Aslında sağlıklı yaşamış olsa idi sevgili COŞKUN, PAKO da yaşıyor olsa idi, daha neler yazardı kimbilir bugünlerde. Neleri dile getirirdi köşesinde. Bir iki cümle yazardı, sanki bir sütun dolu yazı okumuş kadar etkilenirdi insan. ‘ Pako bak birileri söyledikleri sözlere kendileri bile inanmıyor ve diyorlar ki ‘Hangi gelişmiş ülkede erken seçim yapılmakta?’ Kendimizi bir anda gelişmiş ülkeler saflarında buluyoruz. Ekonomisi çökmüş, dış ticaret açığı dağ gibi büyümüş, işsizlik yüzde 17’ye dayanmış, genç işsizlik yüzde 26 olan ülkede, halka iş vereceğine, naylon torbalarla ekmek vermeye kalkan bir idare ile yönetiliyoruz’ derdi rahmetli.

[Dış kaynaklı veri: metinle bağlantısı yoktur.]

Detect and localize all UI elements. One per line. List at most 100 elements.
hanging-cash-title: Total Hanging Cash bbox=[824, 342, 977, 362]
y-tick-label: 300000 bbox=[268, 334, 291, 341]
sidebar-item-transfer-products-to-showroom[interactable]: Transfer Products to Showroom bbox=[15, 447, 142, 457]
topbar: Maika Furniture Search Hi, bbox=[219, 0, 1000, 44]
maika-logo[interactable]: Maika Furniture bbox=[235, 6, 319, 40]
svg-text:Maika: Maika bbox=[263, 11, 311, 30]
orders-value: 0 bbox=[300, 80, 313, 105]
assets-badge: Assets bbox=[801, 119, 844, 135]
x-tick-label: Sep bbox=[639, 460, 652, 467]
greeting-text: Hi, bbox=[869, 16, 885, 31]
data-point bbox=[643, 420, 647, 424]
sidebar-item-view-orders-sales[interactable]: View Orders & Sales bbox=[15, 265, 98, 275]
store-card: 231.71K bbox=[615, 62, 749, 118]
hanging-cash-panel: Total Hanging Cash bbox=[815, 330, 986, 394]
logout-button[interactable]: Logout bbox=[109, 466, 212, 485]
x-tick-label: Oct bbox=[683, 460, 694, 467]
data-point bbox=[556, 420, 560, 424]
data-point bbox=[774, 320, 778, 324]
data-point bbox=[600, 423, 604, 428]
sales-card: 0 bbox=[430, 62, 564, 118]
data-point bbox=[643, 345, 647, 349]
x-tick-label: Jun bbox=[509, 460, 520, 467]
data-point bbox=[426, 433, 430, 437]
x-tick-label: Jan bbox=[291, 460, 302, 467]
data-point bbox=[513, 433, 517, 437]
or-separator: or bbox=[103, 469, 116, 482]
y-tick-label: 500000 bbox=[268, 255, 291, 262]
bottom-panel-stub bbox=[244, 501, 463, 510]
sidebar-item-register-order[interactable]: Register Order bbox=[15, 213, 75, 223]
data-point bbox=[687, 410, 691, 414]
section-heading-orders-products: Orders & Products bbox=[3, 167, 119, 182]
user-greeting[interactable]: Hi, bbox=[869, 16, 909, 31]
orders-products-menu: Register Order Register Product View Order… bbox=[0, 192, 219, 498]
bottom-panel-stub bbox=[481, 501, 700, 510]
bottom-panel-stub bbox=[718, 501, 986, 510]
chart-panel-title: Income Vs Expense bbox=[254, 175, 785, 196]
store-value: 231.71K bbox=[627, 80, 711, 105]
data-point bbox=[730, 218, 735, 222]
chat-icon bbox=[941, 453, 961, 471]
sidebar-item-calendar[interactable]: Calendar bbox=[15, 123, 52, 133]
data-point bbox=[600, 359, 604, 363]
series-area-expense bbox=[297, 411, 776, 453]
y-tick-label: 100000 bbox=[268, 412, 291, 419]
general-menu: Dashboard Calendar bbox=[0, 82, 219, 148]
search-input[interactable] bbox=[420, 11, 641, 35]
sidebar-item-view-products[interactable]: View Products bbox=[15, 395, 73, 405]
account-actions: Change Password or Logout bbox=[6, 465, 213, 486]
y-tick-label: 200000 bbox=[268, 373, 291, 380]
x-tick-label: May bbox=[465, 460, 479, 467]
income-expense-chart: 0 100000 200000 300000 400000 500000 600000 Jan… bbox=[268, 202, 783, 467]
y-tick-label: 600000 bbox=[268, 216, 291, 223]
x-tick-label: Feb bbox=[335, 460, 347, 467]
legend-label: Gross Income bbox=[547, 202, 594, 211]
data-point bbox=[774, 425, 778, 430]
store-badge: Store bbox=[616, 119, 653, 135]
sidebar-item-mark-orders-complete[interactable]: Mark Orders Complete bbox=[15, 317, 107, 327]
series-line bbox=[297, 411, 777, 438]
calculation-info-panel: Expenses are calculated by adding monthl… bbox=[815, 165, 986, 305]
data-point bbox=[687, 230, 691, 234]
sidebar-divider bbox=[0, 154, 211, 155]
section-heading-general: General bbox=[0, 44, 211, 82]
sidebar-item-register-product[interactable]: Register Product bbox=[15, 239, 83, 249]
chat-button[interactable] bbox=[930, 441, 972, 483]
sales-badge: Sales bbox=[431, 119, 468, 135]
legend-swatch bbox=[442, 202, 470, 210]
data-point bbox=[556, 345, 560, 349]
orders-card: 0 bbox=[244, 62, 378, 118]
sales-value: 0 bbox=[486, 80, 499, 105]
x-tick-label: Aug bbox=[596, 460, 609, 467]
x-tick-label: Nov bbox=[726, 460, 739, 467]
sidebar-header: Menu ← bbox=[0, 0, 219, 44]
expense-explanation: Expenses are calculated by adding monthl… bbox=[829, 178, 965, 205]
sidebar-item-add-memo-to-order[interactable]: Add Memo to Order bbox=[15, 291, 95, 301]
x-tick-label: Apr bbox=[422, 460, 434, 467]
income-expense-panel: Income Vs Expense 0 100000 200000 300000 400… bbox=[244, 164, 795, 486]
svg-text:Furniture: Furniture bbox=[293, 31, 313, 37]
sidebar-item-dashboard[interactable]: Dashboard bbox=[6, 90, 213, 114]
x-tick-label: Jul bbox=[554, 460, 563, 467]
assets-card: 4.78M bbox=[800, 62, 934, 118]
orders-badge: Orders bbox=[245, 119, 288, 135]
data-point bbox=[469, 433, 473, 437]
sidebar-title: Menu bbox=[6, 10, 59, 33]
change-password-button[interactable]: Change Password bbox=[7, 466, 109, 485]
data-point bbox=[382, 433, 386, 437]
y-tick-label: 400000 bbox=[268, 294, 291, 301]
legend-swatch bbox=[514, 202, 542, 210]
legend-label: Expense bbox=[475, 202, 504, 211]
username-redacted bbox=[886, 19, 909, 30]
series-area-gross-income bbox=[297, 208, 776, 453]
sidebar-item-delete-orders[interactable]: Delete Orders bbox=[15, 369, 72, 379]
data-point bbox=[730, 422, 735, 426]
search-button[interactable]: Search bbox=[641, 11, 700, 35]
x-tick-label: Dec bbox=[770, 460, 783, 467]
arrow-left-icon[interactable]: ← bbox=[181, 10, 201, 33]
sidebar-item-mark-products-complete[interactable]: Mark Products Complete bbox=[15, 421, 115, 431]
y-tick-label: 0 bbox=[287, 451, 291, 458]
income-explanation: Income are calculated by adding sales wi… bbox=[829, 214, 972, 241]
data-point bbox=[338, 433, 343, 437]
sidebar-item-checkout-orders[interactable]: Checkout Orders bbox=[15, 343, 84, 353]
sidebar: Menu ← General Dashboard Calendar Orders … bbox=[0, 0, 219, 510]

Daha da vahim olan, çok önemli bir çıkışı var Cumhur’un, dün 5 Tepe’deki Saraydan sehven üflenmiş olsa gerek. Son 18 senede Tarikat ve Cemaatlerin isteklerine dayanarak 23 defa eğitim sistemi değiştiren bir A K P iktidarının başındaki Cumhur’un sözlerini duyduğumuzda, anlamakta güçlük çekmeye başladık : ‘Eğitimde ve kültürde arzu ettiğimiz yere gelemedik’ . Sanki Kemal Başbakan, Saray muhalefette ve yapılan değerlendirmede eğitim ve kültürde karne notu kırık. Nasıl bir sürçü lisan etmek bu, anlamak mümkün değil. Aslında sade Eğitim ve Kültür dalında kırık notumuz olsa neyse, Maliye’de de notlarımız kırık. Ülkede Eylül 2020 itibari ile 115 milyar TL vatandaşın ödenmemiş ferdi kredi borçları olduğu bir gerçek. Halk bir borcu diğer bir borçla kapatmaya çalışarak geçimini idame ettirme çabasında. Tarımda çalışanlar perişan, pamuk ve mercimek ithal eden bir ülke haline geldik.
Doğan ailesi Hürriyet gazetesinin sahibi olduktan sonra, iktidarların bu gazetede yazı yazan düşünürlere karşı sürdürdükleri tepki sonrası, gazetede yazı yazanların üzerindeki baskılar artmaya başladı. Hatta DOĞAN grubunun hesaplarını deşmek için mali müfettişlerin şirkete gönderildiğini hatırlarım. Aydın beyin, Emin ve daha sonra Bekir Coşkun’dan, gazetede yazılarının, icraatı tenkit edercesine olmamasını istediğini öğrendik. Bu nedenle önce Emin ayrıldı gazeteden, daha sonra ise Bekir Coşkun Hürriyet’e veda etti. Ama okurları onu takip etmeyi bırakmadı. Sözcü’de başlayan son dönem meslek hayatında, okurları onunla reha buldu.
‘PAKO, biliyor musun, usta yazar Bekir bize veda edip sonsuzluğa yürüdü, arkasında yazıları, düşüncelerini, kitaplarını ve sana yazılan mektuplarını bırakıp gitti, nur içinde uyu güzel insan’ diye bir sözüm geldi söyledim, hem nalına hem mıhına.